Chapitre 145/27353%~6 min de lecture1 092 mots

Maeda Kenichi ne saisit pas le lien entre l'esprit d'artisanat et le fait de s'incliner, mais il perçut le message sous-jacent. « Nous offrirons aussi une compensation spirituelle appropriée. »

La simple évocation de l'argent guérit miraculeusement le mal de tête de Fang Cheng.
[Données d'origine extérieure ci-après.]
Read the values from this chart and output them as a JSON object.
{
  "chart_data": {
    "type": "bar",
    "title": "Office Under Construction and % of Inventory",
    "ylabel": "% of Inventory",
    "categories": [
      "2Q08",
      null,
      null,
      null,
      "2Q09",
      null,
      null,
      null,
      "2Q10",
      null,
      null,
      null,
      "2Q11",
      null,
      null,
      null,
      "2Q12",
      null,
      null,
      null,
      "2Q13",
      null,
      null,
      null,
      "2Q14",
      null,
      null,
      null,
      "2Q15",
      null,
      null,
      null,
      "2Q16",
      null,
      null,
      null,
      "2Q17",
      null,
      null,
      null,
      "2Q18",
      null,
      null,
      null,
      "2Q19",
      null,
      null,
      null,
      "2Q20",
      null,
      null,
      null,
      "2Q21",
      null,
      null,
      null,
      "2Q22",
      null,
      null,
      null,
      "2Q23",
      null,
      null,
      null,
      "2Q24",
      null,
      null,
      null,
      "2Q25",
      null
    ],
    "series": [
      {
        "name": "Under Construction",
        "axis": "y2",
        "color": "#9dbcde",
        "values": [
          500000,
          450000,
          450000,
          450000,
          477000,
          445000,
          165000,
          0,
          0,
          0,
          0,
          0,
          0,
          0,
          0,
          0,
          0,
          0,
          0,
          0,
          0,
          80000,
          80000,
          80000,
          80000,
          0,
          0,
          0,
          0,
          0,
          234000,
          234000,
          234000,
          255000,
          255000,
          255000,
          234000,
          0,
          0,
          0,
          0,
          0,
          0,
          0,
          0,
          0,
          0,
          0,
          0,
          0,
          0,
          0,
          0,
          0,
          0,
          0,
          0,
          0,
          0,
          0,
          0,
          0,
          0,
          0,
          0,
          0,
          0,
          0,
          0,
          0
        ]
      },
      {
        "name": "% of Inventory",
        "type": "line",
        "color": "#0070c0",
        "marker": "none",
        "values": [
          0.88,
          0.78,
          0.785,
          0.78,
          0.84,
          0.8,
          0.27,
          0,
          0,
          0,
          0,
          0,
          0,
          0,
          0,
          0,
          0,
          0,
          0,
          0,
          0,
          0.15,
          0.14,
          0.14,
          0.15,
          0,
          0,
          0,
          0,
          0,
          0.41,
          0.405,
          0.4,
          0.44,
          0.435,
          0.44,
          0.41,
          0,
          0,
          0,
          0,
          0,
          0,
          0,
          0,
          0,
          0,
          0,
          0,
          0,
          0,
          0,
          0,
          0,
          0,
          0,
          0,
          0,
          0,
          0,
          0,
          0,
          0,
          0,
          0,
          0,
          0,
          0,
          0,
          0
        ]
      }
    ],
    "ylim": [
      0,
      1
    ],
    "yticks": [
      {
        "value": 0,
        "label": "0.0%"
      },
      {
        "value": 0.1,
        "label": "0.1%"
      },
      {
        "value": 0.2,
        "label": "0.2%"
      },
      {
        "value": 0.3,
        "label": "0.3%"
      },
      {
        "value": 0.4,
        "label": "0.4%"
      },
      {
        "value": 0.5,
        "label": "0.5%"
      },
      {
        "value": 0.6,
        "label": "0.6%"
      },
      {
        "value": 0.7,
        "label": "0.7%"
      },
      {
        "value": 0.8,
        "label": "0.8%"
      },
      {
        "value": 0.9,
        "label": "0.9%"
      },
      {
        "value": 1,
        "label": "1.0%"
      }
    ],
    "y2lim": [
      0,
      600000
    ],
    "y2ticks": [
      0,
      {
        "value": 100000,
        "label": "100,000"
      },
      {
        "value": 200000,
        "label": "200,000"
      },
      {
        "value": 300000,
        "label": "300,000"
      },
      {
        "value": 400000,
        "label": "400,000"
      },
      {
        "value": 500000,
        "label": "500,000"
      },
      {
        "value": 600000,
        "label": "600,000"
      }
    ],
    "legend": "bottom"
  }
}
Il contourna Maeda Kenichi pour se dresser au-dessus de Kujou Arata. « Pourquoi avoir tiré ? Jaloux de ma relation privilégiée avec Kanzaki Rin ? »

Au terme « relation privilégiée », la respiration d'Aoki Yusuke devint irrégulière.

Toutes sortes de scènes explicites déferlèrent dans son esprit, le forçant à serrer la mâchoire involontairement.

Kujou Arata, en larmes, bredouilla : « P-pardon ! Je n'aurais jamais… je ne sais pas… j'ai senti qu'on me contrôlait… j'ai juste appuyé sur la gâchette… »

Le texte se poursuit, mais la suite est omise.